Monday, April 28, 2014

Next two weeks

No lab on this wednesday 30th, sorry. There will be less exercises and more labs in the second half of the course, data mining.

If you have time, start downloading MOA and playing with it.

Also, I'm at a workshop next week (May 6th-9th), so no theory and no lab.


Tuesday, April 22, 2014

Tuesday, April 8, 2014

Saturday, April 5, 2014

Glitches in lab 1, c++ source

I've found a couple of glitches when doing the lab myself and using the c++ routines I pointed to.

- in my system, though int's are 32 bits, the constants RAND_MAX and LONG_PRIME are 16 bits (so at most 2^15-1). This gives far too little randomness for checking large sets of items. I've reposted distrib.h which simulates (badly) a 32 random bit generator. Also, if this happens in your system, you may want to change the lines

  hashes[i][0] = int(float(rand())*float(LONG_PRIME)/float(RAND_MAX) + 1);
  hashes[i][1] = int(float(rand())*float(LONG_PRIME)/float(RAND_MAX) + 1);

in the genajbj method of count_min_sketch.cpp with, for example,

  hashes[i][0] = int(float(rand())*float(LONG_PRIME)/float(RAND_MAX) + 1);
  hashes[i][0] *= RAND_MAX;
  hashes[i][0] += int(float(rand())*float(LONG_PRIME)/float(RAND_MAX) + 1);
  hashes[i][1] = int(float(rand())*float(LONG_PRIME)/float(RAND_MAX) + 1);
  hashes[i][1] *= RAND_MAX;
  hashes[i][1] += int(float(rand())*float(LONG_PRIME)/float(RAND_MAX) + 1);

- watch out because CountMinSketch::update takes an int, but CountMinSketch::estimate returns an unsigned int. Watch subtractions with unsigneds which may give nonsensical results; use casts appropriately.

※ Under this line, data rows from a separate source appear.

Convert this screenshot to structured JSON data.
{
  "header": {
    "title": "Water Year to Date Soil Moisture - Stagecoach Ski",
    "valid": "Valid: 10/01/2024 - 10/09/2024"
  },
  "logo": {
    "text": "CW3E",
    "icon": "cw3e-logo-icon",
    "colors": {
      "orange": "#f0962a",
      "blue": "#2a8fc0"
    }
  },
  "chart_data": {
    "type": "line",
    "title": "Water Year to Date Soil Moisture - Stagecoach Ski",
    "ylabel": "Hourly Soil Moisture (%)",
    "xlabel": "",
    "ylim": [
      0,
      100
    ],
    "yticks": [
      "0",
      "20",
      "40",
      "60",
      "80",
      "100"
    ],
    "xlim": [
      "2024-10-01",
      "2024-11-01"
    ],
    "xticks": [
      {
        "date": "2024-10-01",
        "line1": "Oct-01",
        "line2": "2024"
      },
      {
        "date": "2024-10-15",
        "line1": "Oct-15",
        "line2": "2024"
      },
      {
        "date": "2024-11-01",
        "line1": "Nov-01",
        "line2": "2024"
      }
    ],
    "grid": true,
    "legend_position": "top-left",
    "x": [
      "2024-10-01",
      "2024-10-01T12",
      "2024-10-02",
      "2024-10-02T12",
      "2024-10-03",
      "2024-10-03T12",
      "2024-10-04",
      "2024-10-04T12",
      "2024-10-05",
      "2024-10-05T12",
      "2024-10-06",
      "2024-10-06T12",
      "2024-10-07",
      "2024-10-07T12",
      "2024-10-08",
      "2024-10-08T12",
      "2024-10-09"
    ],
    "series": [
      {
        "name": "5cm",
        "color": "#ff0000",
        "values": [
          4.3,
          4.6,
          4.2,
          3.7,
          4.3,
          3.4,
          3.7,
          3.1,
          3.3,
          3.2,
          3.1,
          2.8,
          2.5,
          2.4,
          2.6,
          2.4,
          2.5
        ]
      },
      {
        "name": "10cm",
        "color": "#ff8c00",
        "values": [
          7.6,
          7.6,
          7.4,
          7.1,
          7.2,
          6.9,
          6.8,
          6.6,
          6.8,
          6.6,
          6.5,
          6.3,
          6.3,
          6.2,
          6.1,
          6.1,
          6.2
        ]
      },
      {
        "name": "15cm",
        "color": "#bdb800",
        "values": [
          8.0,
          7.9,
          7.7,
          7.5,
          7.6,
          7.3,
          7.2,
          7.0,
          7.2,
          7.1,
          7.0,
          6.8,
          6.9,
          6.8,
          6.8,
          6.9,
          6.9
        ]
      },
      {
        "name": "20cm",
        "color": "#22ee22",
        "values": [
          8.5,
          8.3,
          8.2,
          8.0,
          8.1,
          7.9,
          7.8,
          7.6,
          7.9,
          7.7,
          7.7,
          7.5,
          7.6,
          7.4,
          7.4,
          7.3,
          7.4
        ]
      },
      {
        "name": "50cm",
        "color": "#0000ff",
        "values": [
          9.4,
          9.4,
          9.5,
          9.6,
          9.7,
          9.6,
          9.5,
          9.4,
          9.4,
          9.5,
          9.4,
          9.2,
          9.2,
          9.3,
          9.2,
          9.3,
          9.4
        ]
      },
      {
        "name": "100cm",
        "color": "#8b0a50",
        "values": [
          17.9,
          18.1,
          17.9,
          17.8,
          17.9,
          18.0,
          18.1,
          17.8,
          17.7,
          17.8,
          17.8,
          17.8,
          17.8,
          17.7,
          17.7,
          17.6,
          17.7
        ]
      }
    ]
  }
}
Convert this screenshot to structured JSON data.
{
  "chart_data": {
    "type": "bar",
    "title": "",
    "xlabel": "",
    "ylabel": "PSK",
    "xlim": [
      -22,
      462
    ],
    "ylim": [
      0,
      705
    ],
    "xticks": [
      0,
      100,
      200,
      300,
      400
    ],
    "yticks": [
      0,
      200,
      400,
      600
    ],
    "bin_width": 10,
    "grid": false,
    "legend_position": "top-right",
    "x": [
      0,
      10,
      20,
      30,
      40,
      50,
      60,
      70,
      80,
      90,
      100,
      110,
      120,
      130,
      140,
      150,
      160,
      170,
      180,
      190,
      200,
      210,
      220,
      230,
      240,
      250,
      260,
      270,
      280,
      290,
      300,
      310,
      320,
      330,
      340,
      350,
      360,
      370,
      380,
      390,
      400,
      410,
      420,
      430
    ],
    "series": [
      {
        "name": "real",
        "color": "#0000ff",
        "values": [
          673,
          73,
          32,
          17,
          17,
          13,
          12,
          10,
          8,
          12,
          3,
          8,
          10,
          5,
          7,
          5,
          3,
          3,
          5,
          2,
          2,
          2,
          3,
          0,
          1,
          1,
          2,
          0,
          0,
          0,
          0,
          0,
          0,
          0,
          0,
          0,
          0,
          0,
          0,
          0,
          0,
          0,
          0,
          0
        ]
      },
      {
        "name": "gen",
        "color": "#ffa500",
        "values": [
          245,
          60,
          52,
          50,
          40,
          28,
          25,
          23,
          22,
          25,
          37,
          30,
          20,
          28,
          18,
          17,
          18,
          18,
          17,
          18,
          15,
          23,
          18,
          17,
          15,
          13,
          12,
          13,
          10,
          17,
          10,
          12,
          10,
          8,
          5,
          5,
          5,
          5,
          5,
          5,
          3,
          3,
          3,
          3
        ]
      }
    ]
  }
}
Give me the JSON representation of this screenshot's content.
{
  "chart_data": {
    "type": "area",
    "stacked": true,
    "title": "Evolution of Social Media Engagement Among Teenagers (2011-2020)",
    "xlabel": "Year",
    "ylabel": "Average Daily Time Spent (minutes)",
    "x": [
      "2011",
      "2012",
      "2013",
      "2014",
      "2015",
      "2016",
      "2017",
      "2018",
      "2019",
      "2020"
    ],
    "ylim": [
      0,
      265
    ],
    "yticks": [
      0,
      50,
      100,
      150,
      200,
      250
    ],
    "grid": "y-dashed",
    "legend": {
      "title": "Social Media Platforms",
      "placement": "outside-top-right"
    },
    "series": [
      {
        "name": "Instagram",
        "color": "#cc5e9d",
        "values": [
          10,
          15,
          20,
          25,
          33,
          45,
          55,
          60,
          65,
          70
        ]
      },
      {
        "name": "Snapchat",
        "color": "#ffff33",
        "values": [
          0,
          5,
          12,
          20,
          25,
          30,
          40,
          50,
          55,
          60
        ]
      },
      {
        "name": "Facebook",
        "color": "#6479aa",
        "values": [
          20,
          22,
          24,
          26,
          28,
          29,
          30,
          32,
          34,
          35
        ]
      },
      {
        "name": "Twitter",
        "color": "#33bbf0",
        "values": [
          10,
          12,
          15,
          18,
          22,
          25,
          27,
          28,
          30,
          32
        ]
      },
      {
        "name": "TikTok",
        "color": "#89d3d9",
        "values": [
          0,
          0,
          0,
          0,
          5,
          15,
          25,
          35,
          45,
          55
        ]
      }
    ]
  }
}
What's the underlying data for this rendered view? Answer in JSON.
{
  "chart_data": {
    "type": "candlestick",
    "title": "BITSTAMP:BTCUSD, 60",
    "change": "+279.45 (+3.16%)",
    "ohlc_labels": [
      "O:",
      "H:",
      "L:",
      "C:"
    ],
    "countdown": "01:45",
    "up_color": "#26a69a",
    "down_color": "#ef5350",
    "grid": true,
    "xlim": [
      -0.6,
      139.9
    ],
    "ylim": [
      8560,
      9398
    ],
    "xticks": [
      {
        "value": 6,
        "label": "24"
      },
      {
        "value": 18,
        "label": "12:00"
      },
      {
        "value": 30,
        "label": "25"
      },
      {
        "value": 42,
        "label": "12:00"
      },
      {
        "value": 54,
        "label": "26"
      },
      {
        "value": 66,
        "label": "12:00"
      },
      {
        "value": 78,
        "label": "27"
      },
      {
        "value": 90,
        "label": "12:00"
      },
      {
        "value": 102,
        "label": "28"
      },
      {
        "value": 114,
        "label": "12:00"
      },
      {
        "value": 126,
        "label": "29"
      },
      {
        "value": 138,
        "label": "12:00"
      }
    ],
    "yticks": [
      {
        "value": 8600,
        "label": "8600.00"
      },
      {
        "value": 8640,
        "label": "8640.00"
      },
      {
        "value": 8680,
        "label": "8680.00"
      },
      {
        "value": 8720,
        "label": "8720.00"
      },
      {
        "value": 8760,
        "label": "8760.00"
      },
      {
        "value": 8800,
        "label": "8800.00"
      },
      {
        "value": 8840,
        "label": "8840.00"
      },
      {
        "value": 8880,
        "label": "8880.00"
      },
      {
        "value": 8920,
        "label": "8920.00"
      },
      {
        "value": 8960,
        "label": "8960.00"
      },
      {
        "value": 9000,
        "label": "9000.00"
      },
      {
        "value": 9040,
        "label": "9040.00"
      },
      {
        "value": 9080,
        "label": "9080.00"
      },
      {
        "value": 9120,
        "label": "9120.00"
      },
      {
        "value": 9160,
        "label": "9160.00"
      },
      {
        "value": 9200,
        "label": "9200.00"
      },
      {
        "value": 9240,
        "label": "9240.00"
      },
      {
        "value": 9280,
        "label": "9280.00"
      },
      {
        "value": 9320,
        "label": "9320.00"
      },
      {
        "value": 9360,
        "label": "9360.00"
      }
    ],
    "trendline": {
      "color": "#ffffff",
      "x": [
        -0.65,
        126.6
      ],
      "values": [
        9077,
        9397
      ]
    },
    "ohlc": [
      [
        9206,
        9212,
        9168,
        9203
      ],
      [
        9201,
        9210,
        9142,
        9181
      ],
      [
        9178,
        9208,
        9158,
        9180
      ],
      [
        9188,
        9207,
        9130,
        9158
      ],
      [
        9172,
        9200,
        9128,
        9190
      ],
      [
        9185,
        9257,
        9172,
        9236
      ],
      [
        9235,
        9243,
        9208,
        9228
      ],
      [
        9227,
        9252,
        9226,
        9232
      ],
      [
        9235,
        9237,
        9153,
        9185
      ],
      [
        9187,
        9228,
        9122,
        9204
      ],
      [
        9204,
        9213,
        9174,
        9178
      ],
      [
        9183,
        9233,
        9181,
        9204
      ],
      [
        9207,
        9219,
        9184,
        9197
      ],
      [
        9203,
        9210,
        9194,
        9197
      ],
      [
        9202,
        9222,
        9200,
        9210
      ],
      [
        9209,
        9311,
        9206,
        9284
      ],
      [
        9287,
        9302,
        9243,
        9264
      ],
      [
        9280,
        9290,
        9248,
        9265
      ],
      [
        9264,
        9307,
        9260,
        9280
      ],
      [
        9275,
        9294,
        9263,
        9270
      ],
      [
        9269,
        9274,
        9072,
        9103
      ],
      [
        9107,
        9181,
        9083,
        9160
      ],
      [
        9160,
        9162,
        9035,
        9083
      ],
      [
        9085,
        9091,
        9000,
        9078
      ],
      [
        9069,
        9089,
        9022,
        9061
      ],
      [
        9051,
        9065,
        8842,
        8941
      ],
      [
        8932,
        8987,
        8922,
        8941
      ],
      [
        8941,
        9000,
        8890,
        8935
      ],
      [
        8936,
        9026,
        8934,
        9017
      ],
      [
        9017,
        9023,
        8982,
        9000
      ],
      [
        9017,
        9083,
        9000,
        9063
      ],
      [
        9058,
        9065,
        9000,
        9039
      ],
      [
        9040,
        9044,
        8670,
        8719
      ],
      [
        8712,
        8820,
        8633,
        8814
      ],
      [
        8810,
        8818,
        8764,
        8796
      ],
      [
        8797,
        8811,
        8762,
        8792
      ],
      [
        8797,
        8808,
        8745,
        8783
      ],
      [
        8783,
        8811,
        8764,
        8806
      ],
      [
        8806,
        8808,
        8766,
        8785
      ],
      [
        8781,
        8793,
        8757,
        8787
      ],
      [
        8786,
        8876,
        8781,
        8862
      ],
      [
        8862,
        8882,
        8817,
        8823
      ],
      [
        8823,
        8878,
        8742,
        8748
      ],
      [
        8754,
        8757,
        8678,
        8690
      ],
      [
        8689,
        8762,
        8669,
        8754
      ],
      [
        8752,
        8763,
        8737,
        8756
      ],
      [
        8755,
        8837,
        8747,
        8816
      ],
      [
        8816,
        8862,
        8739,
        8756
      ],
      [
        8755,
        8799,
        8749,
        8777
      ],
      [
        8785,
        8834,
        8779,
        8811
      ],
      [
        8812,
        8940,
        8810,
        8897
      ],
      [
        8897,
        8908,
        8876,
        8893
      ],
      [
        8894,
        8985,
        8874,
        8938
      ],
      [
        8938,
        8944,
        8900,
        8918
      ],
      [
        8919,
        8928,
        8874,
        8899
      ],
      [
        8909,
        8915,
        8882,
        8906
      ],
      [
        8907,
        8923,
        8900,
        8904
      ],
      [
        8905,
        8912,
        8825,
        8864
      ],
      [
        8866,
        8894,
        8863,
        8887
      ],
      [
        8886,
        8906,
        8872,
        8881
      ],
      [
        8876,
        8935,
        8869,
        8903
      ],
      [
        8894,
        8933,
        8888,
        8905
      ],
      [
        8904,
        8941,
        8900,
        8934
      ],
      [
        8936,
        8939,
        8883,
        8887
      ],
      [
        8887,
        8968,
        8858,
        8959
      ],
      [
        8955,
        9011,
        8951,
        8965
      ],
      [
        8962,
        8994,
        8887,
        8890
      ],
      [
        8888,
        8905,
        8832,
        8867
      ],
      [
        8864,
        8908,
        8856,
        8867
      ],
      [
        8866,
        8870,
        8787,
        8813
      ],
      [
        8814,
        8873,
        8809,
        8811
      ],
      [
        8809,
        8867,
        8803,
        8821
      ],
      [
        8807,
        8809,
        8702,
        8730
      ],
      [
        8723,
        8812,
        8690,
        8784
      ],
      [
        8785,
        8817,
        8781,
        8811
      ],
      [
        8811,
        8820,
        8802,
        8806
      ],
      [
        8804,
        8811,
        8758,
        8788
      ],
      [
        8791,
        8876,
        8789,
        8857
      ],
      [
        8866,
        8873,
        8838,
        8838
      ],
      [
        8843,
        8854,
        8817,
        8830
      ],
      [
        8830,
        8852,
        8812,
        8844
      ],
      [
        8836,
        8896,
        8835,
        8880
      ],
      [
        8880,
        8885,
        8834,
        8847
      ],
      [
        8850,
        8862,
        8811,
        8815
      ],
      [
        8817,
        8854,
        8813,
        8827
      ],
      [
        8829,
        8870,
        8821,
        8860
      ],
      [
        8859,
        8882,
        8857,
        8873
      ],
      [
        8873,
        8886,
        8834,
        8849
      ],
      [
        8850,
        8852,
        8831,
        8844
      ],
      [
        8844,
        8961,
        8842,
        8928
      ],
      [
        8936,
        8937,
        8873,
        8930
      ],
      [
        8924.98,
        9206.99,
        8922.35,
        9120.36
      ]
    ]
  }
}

Hopefully these things don't show up in other languages.

Wednesday, April 2, 2014

Lecture 3 & Lab 1


- I thought about the discussion on the Karp+ algorithm. An update rule that works is:

   if x is in K then count[x]++
   else {
        if |K | = k then
               for all a in K do {
                   if count[a] = 0 then delete a from K & count
        if |K| <  k { insert x in K , set count[x] := 1; }

Note that x will not be inserted if sketch is full and no empty place appears after discounting. The proof works now. Intuitively, x may not get in this time, but does its job of discounting k symbols; so if it is frequent it will eventually make it into K when an infrequent element gets to 0 count.

- About the lab: for credit, hand me a short report (2 pages max) with your results. No code fragments, no screenshots please. I said within 2 weeks but it's easter break, so let's say for the 23rd.